While Republican Nikki Haley became the first woman governor of South Carolina in 2010, the state ranks last in the nation with only 9.4 percent women in the state legislature, according to the National Conference of State Legislatures. South Carolina is the only state in U.S. that has no women in its state Senate.
"We have a culture that has historically put women in a second position," said Barbara Rackes, spokeswoman for the Southeastern Institute of Women in Politics. "It's hard to break the good old boys network."
A non-profit, bipartisan group unveiled on Monday in the state capital of Columbia a Web-based training program aimed at encouraging more women to run for elected office.
"Women here also have a tendency to believe that politics is dirty and they don't want to get their hands dirty," Rackes said. "My response to that is who better to get their hands dirty than women?"
The institute's training program is part of the 2012 Project at Rutgers University in New Jersey, a national, non-partisan campaign launched 18 months ago to encourage women to run for state legislatures and Congress, said Debbie Walsh, director of Rutgers' Center for American Women and Politics.

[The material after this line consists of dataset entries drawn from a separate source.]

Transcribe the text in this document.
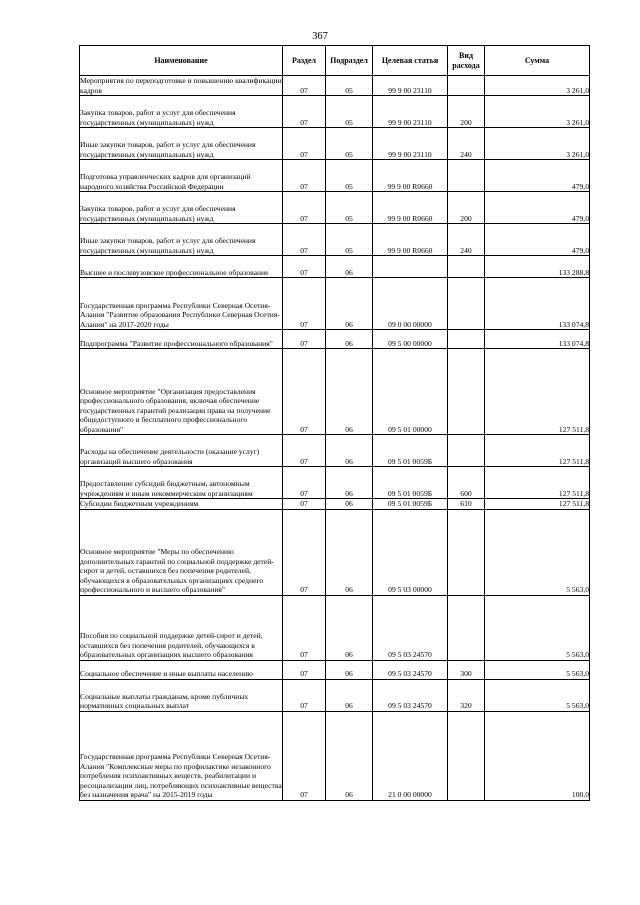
367
Наименование	Раздел	Подраздел	Целевая статья	Вид расхода	Сумма
Мероприятия по переподготовке и повышению квалификации кадров	07	05	99 9 00 23110		3 261,0
Закупка товаров, работ и услуг для обеспечения государственных (муниципальных) нужд	07	05	99 9 00 23110	200	3 261,0
Иные закупки товаров, работ и услуг для обеспечения государственных (муниципальных) нужд	07	05	99 9 00 23110	240	3 261,0
Подготовка управленческих кадров для организаций народного хозяйства Российской Федерации	07	05	99 9 00 R0660		479,0
Закупка товаров, работ и услуг для обеспечения государственных (муниципальных) нужд	07	05	99 9 00 R0660	200	479,0
Иные закупки товаров, работ и услуг для обеспечения государственных (муниципальных) нужд	07	05	99 9 00 R0660	240	479,0
Высшее и послевузовское профессиональное образование	07	06			133 288,8
Государственная программа Республики Северная Осетия-Алания "Развитие образования Республики Северная Осетия-Алания" на 2017-2020 годы	07	06	09 0 00 00000		133 074,8
Подпрограмма "Развитие профессионального образования"	07	06	09 5 00 00000		133 074,8
Основное мероприятие "Организация предоставления профессионального образования, включая обеспечение государственных гарантий реализации права на получение общедоступного и бесплатного профессионального образования"	07	06	09 5 01 00000		127 511,8
Расходы на обеспечение деятельности (оказание услуг) организаций высшего образования	07	06	09 5 01 0059Б		127 511,8
Предоставление субсидий бюджетным, автономным учреждениям и иным некоммерческим организациям	07	06	09 5 01 0059Б	600	127 511,8
Субсидии бюджетным учреждениям	07	06	09 5 01 0059Б	610	127 511,8
Основное мероприятие "Меры по обеспечению дополнительных гарантий по социальной поддержке детей-сирот и детей, оставшихся без попечения родителей, обучающихся в образовательных организациях среднего профессионального и высшего образования"	07	06	09 5 03 00000		5 563,0
Пособия по социальной поддержке детей-сирот и детей, оставшихся без попечения родителей, обучающихся в образовательных организациях высшего образования	07	06	09 5 03 24570		5 563,0
Социальное обеспечение и иные выплаты населению	07	06	09 5 03 24570	300	5 563,0
Социальные выплаты гражданам, кроме публичных нормативных социальных выплат	07	06	09 5 03 24570	320	5 563,0
Государственная программа Республики Северная Осетия-Алания "Комплексные меры по профилактике незаконного потребления психоактивных веществ, реабилитации и ресоциализации лиц, потребляющих психоактивные вещества без назначения врача" на 2015-2019 годы	07	06	21 0 00 00000		100,0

Many states are redrawing electoral lines for the 2012 after the 2010 Census, and it's a presidential election year, which tends to bring more voters to the polls and provides more opportunities for political newcomers. That combination has not happened since 1992, when a record-breaking 24 new women were elected to the U.S. House.

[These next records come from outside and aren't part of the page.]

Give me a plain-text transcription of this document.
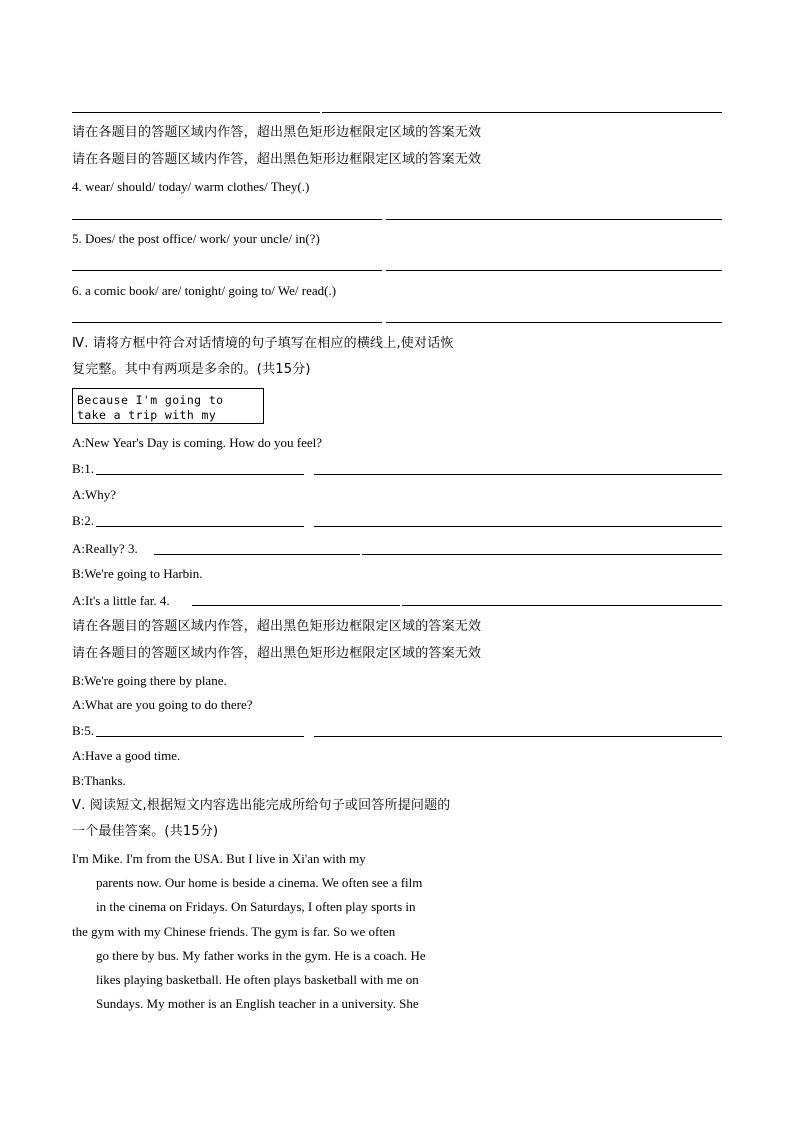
请在各题目的答题区域内作答，超出黑色矩形边框限定区域的答案无效
请在各题目的答题区域内作答，超出黑色矩形边框限定区域的答案无效
4. wear/ should/ today/ warm clothes/ They(.)
5. Does/ the post office/ work/ your uncle/ in(?)
6. a comic book/ are/ tonight/ going to/ We/ read(.)
Ⅳ. 请将方框中符合对话情境的句子填写在相应的横线上,使对话恢
复完整。其中有两项是多余的。(共15分)
Because I'm going to
take a trip with my
A:New Year's Day is coming. How do you feel?
B:1.
A:Why?
B:2.
A:Really? 3.
B:We're going to Harbin.
A:It's a little far. 4.
请在各题目的答题区域内作答，超出黑色矩形边框限定区域的答案无效
请在各题目的答题区域内作答，超出黑色矩形边框限定区域的答案无效
B:We're going there by plane.
A:What are you going to do there?
B:5.
A:Have a good time.
B:Thanks.
Ⅴ. 阅读短文,根据短文内容选出能完成所给句子或回答所提问题的
一个最佳答案。(共15分)
I'm Mike. I'm from the USA. But I live in Xi'an with my
parents now. Our home is beside a cinema. We often see a film
in the cinema on Fridays. On Saturdays, I often play sports in
the gym with my Chinese friends. The gym is far. So we often
go there by bus. My father works in the gym. He is a coach. He
likes playing basketball. He often plays basketball with me on
Sundays. My mother is an English teacher in a university. She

"We think that this year, the playing field is not level, but it's leveler," Walsh said.
The 2012 Project is operating in a dozen states -- South Carolina, Georgia, Florida, Alabama, Illinois, California, Pennsylvania, Washington, Arizona, Texas, Missouri and Nevada -- to provide ready-to-run training, Walsh said. About 300 women around the country have lined up to run for office so far, she said.
"We are trying to reach women that we normally have not talked to about politics -- engineers, realtors, small business owners, women in high-tech, scientists" she said. "Women don't ever feel like they're ready to do it," Walsh said. "The don't necessarily feel qualified to run. And they don't run until someone asks them."
About 1,745 women served in the 50 state legislatures at the beginning of the 2012 legislative session, the National Conference of State Legislatures said. Women make up 23.6 percent of all state lawmakers nationwide.
Joining South Carolina at the bottom, with ratios of 5 to 14 percent women, are Alabama, Mississippi, Oklahoma and North Dakota, all states with Republican legislative majorities.
The top states are Vermont and Colorado, with about 40 percent female lawmakers. Vermont has Democratic majorities and Colorado's legislature is split between the parties. Other top states, with 30 percent or more representation by women, are Maryland, Illinois, Minnesota, Arizona, Washington and Hawaii. All of those have Democratic majorities except for Arizona and Minnesota.
Despite that, Walsh said it is not a Democratic or Republican problem. Both parties "could do better" in drafting female candidates, she said.
"In New Jersey, we're certainly more liberal or progressive than South Carolina, but we are a state that has very tight party control," Walsh said. "We used to be in the bottom 10 for women in office. We now rank fifteenth in the nation because we have been doing the Ready-to-Run program for more than a decade and we've created a farm team."